The 3 biggest risk factors for heart disease are: blood pressure, triglycerides, and VLDL (not LDL). This is in-line with numerous recent studies which demonstrated that “high fat dairy” is better at lowering “bad cholesterol” and “fighting obesity” than low fat dairy.
Blood levels of Omega 3 affect your risk of depression
I’ve often talked about the numerous benefits of Omega 3 for overall health. Omega 3 are fatty acids which are critical for the health of your nervous system, especially your brain. This new study from the British Journal of Nutrition, and undertaken in Japan, demonstrated that there is a direct link between your “blood levels of EPA & DHA (Omega 3)” and “risk of depression”. The higher the level, the lower the prevalence of depression.
The best way to boost your Omega 3 is by including fatty fish in your diet: salmon, sardines, mackerel. If you need to supplement, chose a high quality fish oil that’s “cold-processed”, kept refrigerated and not exposed to any light.
VEGANS beware: despite what you read on common websites / magazines, flaxseed does NOT provide anywhere near enough DHA. Fish oil gives you EPA & DHA directly (DHA being the most critical for human brains). Flaxseeds give you ALA, which needs to be converted into DHA. Except that humans are terrible at doing that conversion. In fact, the ALA-DHA conversion ratio is 46 to 1, so you’ll need to take 46 Flaxseed Omega 3 capsules to get the equivalent of 1 Fish Oil capsule.

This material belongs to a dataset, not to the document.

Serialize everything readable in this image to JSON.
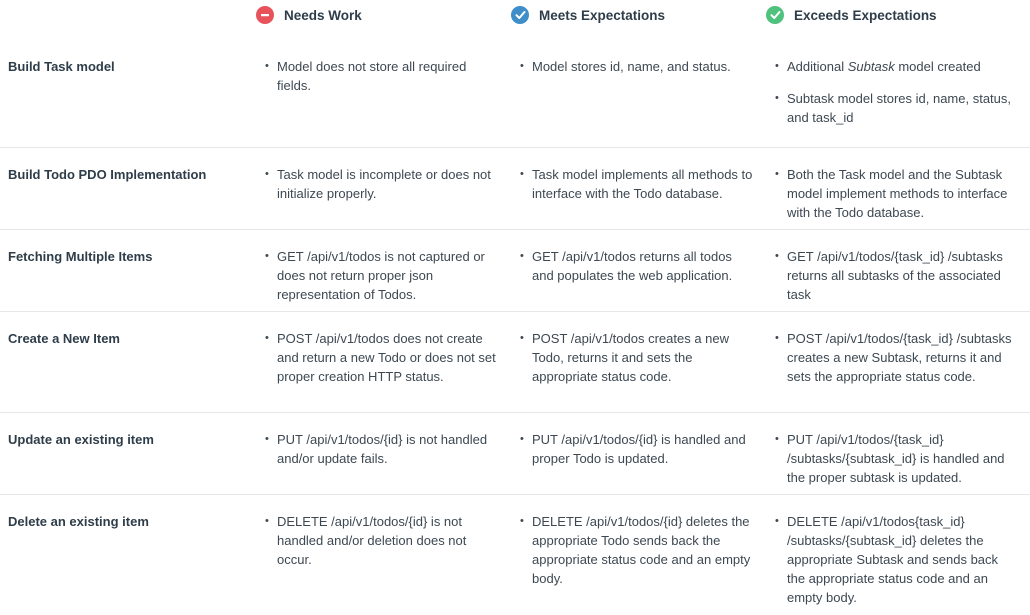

Another new study in the American Journal of Clinical Nutrition showed a link between intake of Omega 3 from fish and lower risk of a decline in cognitive (mental) function, including dementia.
Yet another study that demonstrates that you don’t need to take sodium for hot/humid endurance races
I’ve talked in the past about how “using salt during endurance races will boost performance” is pure BS and has no scientific basis. This study from the Journal of Strength and Conditioning Research puts yet another nail in that coffin. In summary: 233 ultra-marathon runners, 160km race in 39C heat. Conclusions: those who took sodium supplements retained more water vs. those who didn’t take sodium, but guess who performed better? The “non-sodium” group.
But of course, we can’t ignore the “placebo effects”. Many people “swear by” salt supplements when training/racing. That’s ok: there is a mental / placebo effect, which may help you “feel better” without having a real impact on your performance. Just be aware of this: any extra sodium you take puts pressure on your kidneys, so keep it to a minimum.